Highlights of Science 2016

Salutations,

We all know that 2016 wasn’t the best year in the history of time for several reasons, but I have found a wonderful article in the Focus magazine describing all the best innovations and achievements of science in 2016.

Primarily, as I wrote a blog post on earlier this year, the Juno lander made it to Jupiter! The 5 year journey finally ended in July when the probe completed its first ‘flyby’, passing as close as 4200km to the clouds at more than 200,000km/h. Just unfathomable speed! During its mission, the Juno probe will measure ‘the planet’s magnetic field, atmospheric conditions and landscape.’ The highlight for many scientists has been seeing the pictures taken by Juno, and visualising what Jupiter is really like when you’re up close and personal. It will complete 36 ‘flybys’ before it crashes into the planet in February 2018. I can’t wait to see what it will complete and what discoveries it will make before then.

Another astonishing and rather under acknowledged achievement of 2016 was that in Sao Paulo, Brazil 8 paraplegics have taught themselves how to walk again. Thanks to advances in technology, virtual reality and robotics have been used to make the brain remember how to walk. When a paraplegic tells its legs to ‘walk,’ there is no response, but when virtual reality is used and the patient visualises their legs moving regularly, the brain reorganises its electrical commands and sends new signals to the remaining nerves in the legs. The article describes how the most successful patient can now drive- such progression in science is astonishing!

Of course, the news all physicists will be demanding to hear in this blog is that of the detection of gravitational waves. Einstein predicted their existence over a century ago in his theory of general relativity, but they were detected for the first time by LIGO (Laser Inferometer Gravitational-Wave Observatory) in February. Gravitational waves indicate an amalgamation of space and time, and is very rare due to the large collision courses required. However, despite the waves’ weakness, the waves were detected when two black holes ’29 and 36 times the mass of our sun’ collided 1.3 billion light years away.
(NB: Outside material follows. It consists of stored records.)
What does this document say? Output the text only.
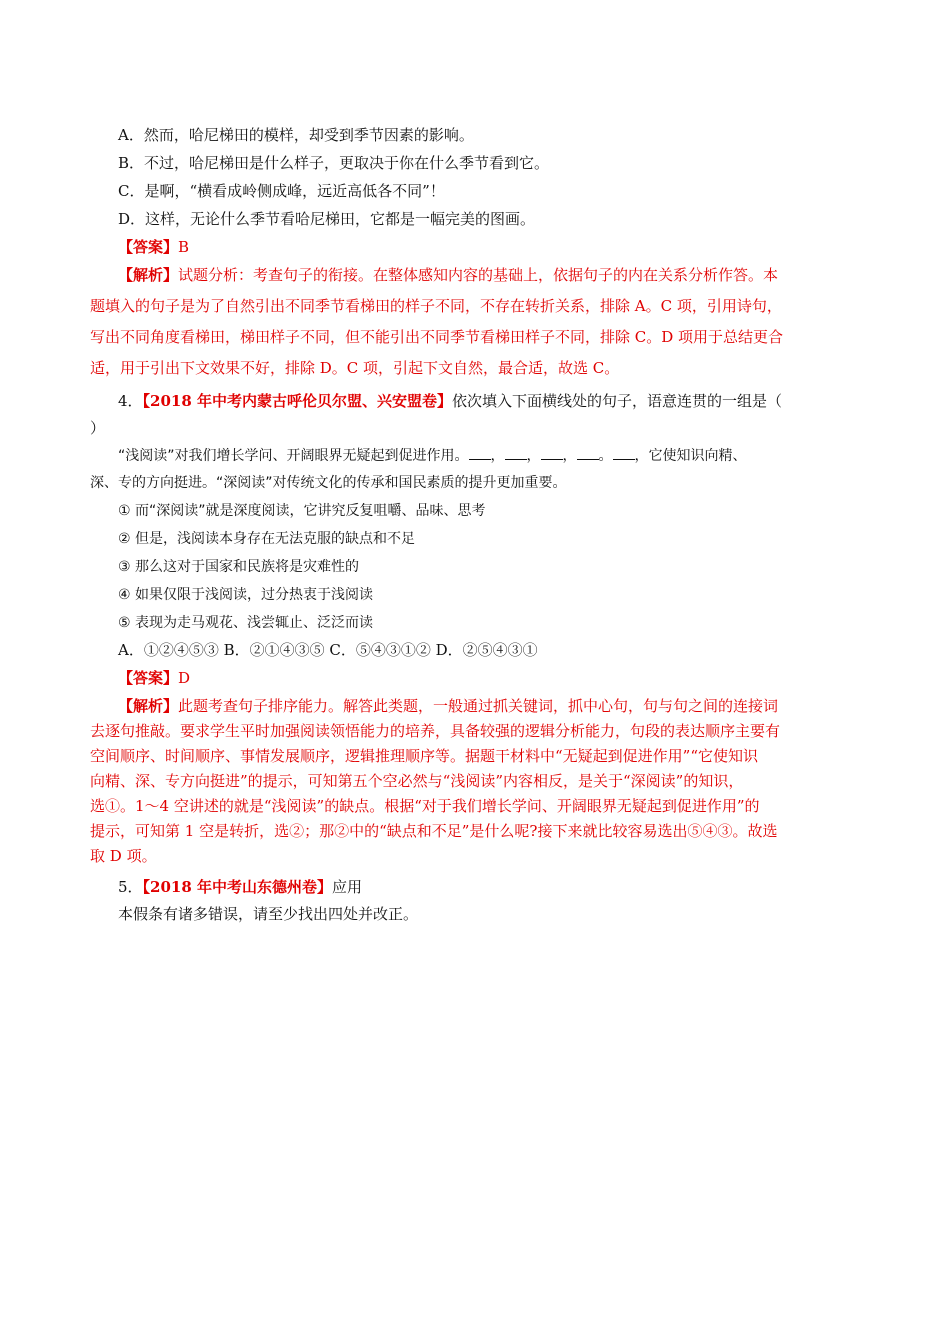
A．然而，哈尼梯田的模样，却受到季节因素的影响。
B．不过，哈尼梯田是什么样子，更取决于你在什么季节看到它。
C．是啊，“横看成岭侧成峰，远近高低各不同”！
D．这样，无论什么季节看哈尼梯田，它都是一幅完美的图画。
【答案】B
【解析】试题分析：考查句子的衔接。在整体感知内容的基础上，依据句子的内在关系分析作答。本
题填入的句子是为了自然引出不同季节看梯田的样子不同，不存在转折关系，排除 A。C 项，引用诗句，
写出不同角度看梯田，梯田样子不同，但不能引出不同季节看梯田样子不同，排除 C。D 项用于总结更合
适，用于引出下文效果不好，排除 D。C 项，引起下文自然，最合适，故选 C。
4．【2018 年中考内蒙古呼伦贝尔盟、兴安盟卷】依次填入下面横线处的句子，语意连贯的一组是（
）
“浅阅读”对我们增长学问、开阔眼界无疑起到促进作用。 ， ， ， 。 ，它使知识向精、
深、专的方向挺进。“深阅读”对传统文化的传承和国民素质的提升更加重要。
① 而“深阅读”就是深度阅读，它讲究反复咀嚼、品味、思考
② 但是，浅阅读本身存在无法克服的缺点和不足
③ 那么这对于国家和民族将是灾难性的
④ 如果仅限于浅阅读，过分热衷于浅阅读
⑤ 表现为走马观花、浅尝辄止、泛泛而读
A．①②④⑤③ B．②①④③⑤ C．⑤④③①② D．②⑤④③①
【答案】D
【解析】此题考查句子排序能力。解答此类题，一般通过抓关键词，抓中心句，句与句之间的连接词
去逐句推敲。要求学生平时加强阅读领悟能力的培养，具备较强的逻辑分析能力，句段的表达顺序主要有
空间顺序、时间顺序、事情发展顺序，逻辑推理顺序等。据题干材料中“无疑起到促进作用”“它使知识
向精、深、专方向挺进”的提示，可知第五个空必然与“浅阅读”内容相反，是关于“深阅读”的知识，
选①。1～4 空讲述的就是“浅阅读”的缺点。根据“对于我们增长学问、开阔眼界无疑起到促进作用”的
提示，可知第 1 空是转折，选②；那②中的“缺点和不足”是什么呢?接下来就比较容易选出⑤④③。故选
取 D 项。
5．【2018 年中考山东德州卷】应用
本假条有诸多错误，请至少找出四处并改正。
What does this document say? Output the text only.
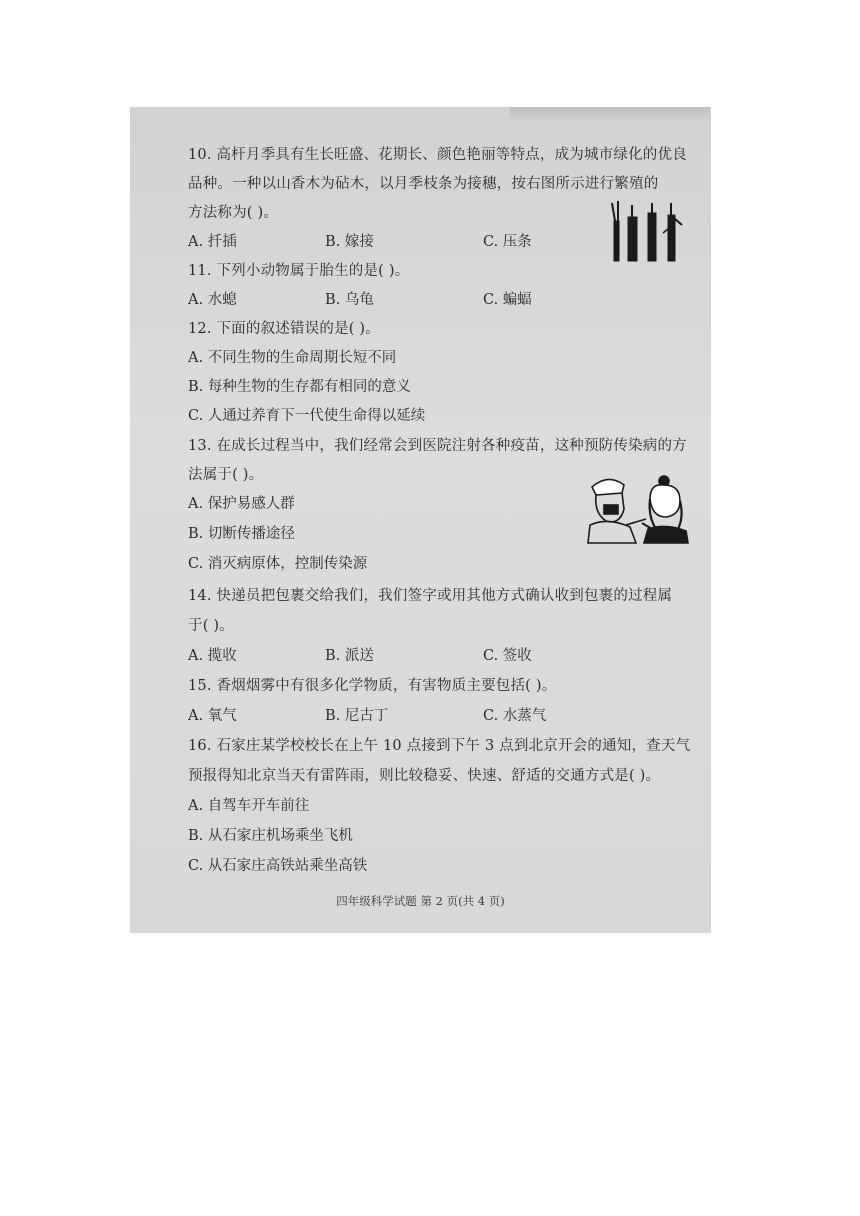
10. 高杆月季具有生长旺盛、花期长、颜色艳丽等特点，成为城市绿化的优良
品种。一种以山香木为砧木，以月季枝条为接穗，按右图所示进行繁殖的
方法称为( )。
A. 扦插	B. 嫁接	C. 压条
11. 下列小动物属于胎生的是( )。
A. 水螅	B. 乌龟	C. 蝙蝠
12. 下面的叙述错误的是( )。
A. 不同生物的生命周期长短不同
B. 每种生物的生存都有相同的意义
C. 人通过养育下一代使生命得以延续
13. 在成长过程当中，我们经常会到医院注射各种疫苗，这种预防传染病的方
法属于( )。
A. 保护易感人群
B. 切断传播途径
C. 消灭病原体，控制传染源
14. 快递员把包裹交给我们，我们签字或用其他方式确认收到包裹的过程属
于( )。
A. 揽收	B. 派送	C. 签收
15. 香烟烟雾中有很多化学物质，有害物质主要包括( )。
A. 氧气	B. 尼古丁	C. 水蒸气
16. 石家庄某学校校长在上午 10 点接到下午 3 点到北京开会的通知，查天气
预报得知北京当天有雷阵雨，则比较稳妥、快速、舒适的交通方式是( )。
A. 自驾车开车前往
B. 从石家庄机场乘坐飞机
C. 从石家庄高铁站乘坐高铁
四年级科学试题 第 2 页(共 4 页)
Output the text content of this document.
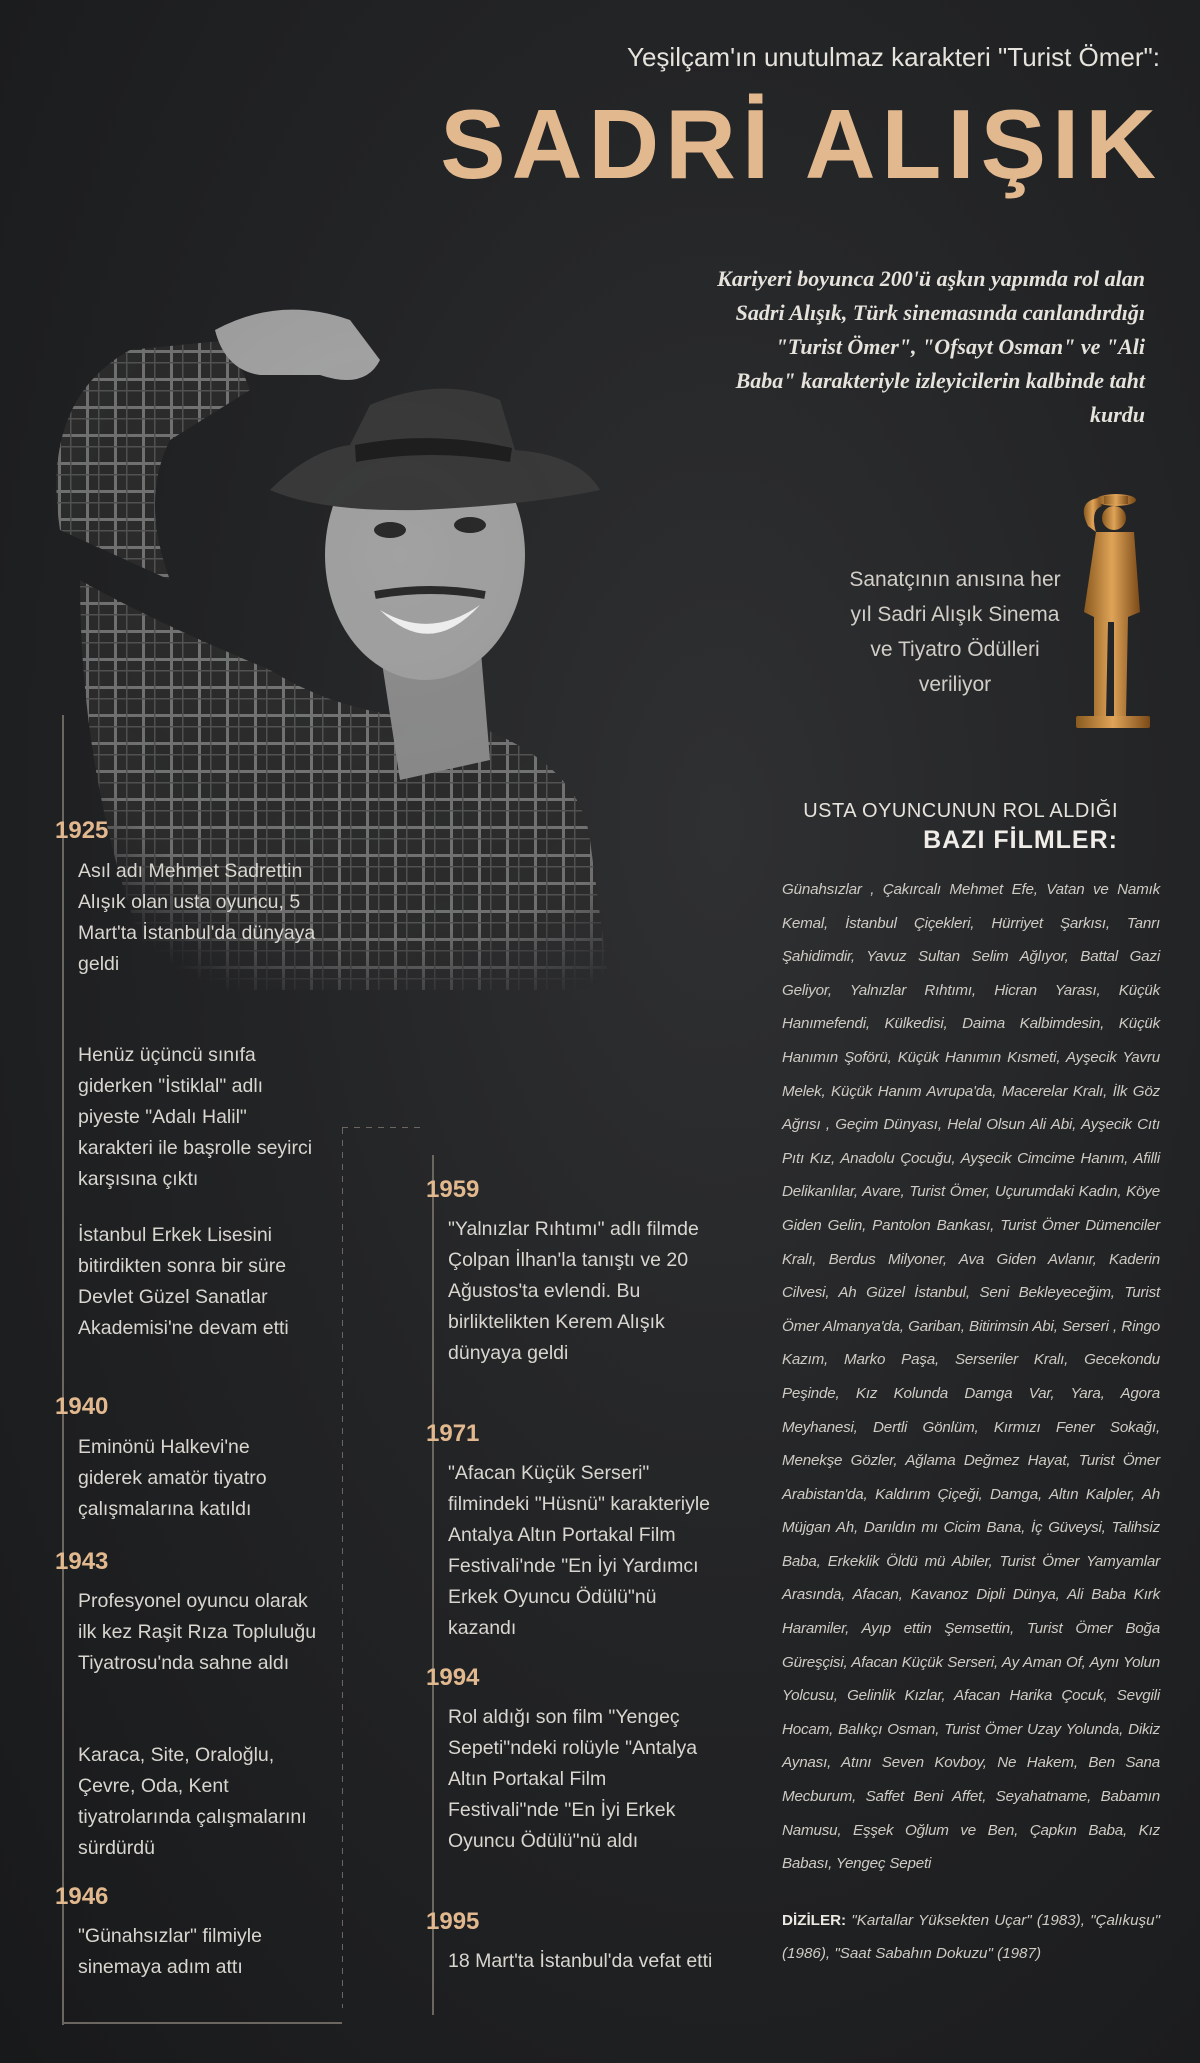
Yeşilçam'ın unutulmaz karakteri "Turist Ömer":
SADRİ ALIŞIK
Kariyeri boyunca 200'ü aşkın yapımda rol alan Sadri Alışık, Türk sinemasında canlandırdığı "Turist Ömer", "Ofsayt Osman" ve "Ali Baba" karakteriyle izleyicilerin kalbinde taht kurdu
Sanatçının anısına her yıl Sadri Alışık Sinema ve Tiyatro Ödülleri veriliyor
1925
Asıl adı Mehmet Sadrettin Alışık olan usta oyuncu, 5 Mart'ta İstanbul'da dünyaya geldi
Henüz üçüncü sınıfa giderken "İstiklal" adlı piyeste "Adalı Halil" karakteri ile başrolle seyirci karşısına çıktı
İstanbul Erkek Lisesini bitirdikten sonra bir süre Devlet Güzel Sanatlar Akademisi'ne devam etti
1940
Eminönü Halkevi'ne giderek amatör tiyatro çalışmalarına katıldı
1943
Profesyonel oyuncu olarak ilk kez Raşit Rıza Topluluğu Tiyatrosu'nda sahne aldı
Karaca, Site, Oraloğlu, Çevre, Oda, Kent tiyatrolarında çalışmalarını sürdürdü
1946
"Günahsızlar" filmiyle sinemaya adım attı
1959
"Yalnızlar Rıhtımı" adlı filmde Çolpan İlhan'la tanıştı ve 20 Ağustos'ta evlendi. Bu birliktelikten Kerem Alışık dünyaya geldi
1971
"Afacan Küçük Serseri" filmindeki "Hüsnü" karakteriyle Antalya Altın Portakal Film Festivali'nde "En İyi Yardımcı Erkek Oyuncu Ödülü"nü kazandı
1994
Rol aldığı son film "Yengeç Sepeti"ndeki rolüyle "Antalya Altın Portakal Film Festivali"nde "En İyi Erkek Oyuncu Ödülü"nü aldı
1995
18 Mart'ta İstanbul'da vefat etti
USTA OYUNCUNUN ROL ALDIĞI
BAZI FİLMLER:
Günahsızlar , Çakırcalı Mehmet Efe, Vatan ve Namık Kemal, İstanbul Çiçekleri, Hürriyet Şarkısı, Tanrı Şahidimdir, Yavuz Sultan Selim Ağlıyor, Battal Gazi Geliyor, Yalnızlar Rıhtımı, Hicran Yarası, Küçük Hanımefendi, Külkedisi, Daima Kalbimdesin, Küçük Hanımın Şoförü, Küçük Hanımın Kısmeti, Ayşecik Yavru Melek, Küçük Hanım Avrupa'da, Macerelar Kralı, İlk Göz Ağrısı , Geçim Dünyası, Helal Olsun Ali Abi, Ayşecik Cıtı Pıtı Kız, Anadolu Çocuğu, Ayşecik Cimcime Hanım, Afilli Delikanlılar, Avare, Turist Ömer, Uçurumdaki Kadın, Köye Giden Gelin, Pantolon Bankası, Turist Ömer Dümenciler Kralı, Berdus Milyoner, Ava Giden Avlanır, Kaderin Cilvesi, Ah Güzel İstanbul, Seni Bekleyeceğim, Turist Ömer Almanya'da, Gariban, Bitirimsin Abi, Serseri , Ringo Kazım, Marko Paşa, Serseriler Kralı, Gecekondu Peşinde, Kız Kolunda Damga Var, Yara, Agora Meyhanesi, Dertli Gönlüm, Kırmızı Fener Sokağı, Menekşe Gözler, Ağlama Değmez Hayat, Turist Ömer Arabistan'da, Kaldırım Çiçeği, Damga, Altın Kalpler, Ah Müjgan Ah, Darıldın mı Cicim Bana, İç Güveysi, Talihsiz Baba, Erkeklik Öldü mü Abiler, Turist Ömer Yamyamlar Arasında, Afacan, Kavanoz Dipli Dünya, Ali Baba Kırk Haramiler, Ayıp ettin Şemsettin, Turist Ömer Boğa Güreşçisi, Afacan Küçük Serseri, Ay Aman Of, Aynı Yolun Yolcusu, Gelinlik Kızlar, Afacan Harika Çocuk, Sevgili Hocam, Balıkçı Osman, Turist Ömer Uzay Yolunda, Dikiz Aynası, Atını Seven Kovboy, Ne Hakem, Ben Sana Mecburum, Saffet Beni Affet, Seyahatname, Babamın Namusu, Eşşek Oğlum ve Ben, Çapkın Baba, Kız Babası, Yengeç Sepeti
DİZİLER: "Kartallar Yüksekten Uçar" (1983), "Çalıkuşu" (1986), "Saat Sabahın Dokuzu" (1987)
The team at LIGO have witnessed the gravitational waves a second time in a smaller black hole collision, and there are hopes that in the future it will be possible to see gravitational waves originating from the mergence of neutron stars- an enthralling prospect!

Furthermore, mice have been grown from lab grown eggs. The article explains how in October, pups were born from this controversial method. Skin cells were taken from the tails of mice and transformed into ‘induced pluripotent stem cells.’ These cells behave like embryonic stem cells and can form any cell. The cells started dividing once hormones had been given from mouse ovaries and then, using IVF, the mice were born. Unfortunately only 11 in 300 embryos survived but this pathway prevents the need for egg donors in the future.

Finally,  scientists have always struggled to tell which sex dinosaurs were due to lack of remaining soft tissue and organs. However, in 2016, a fossil was found containing medullary tissue which provides the calcium needed to create egg shells. It was found in Montana and holds similarities with modern chickens, so hopefully in the future it will be much easier or even simple to tell whether a fossil belongs to a male or female.

Despite the atrocities in 2016, science muddled through and significant breakthroughs were made. Let’s hope 2017 will be even more prosperous for science!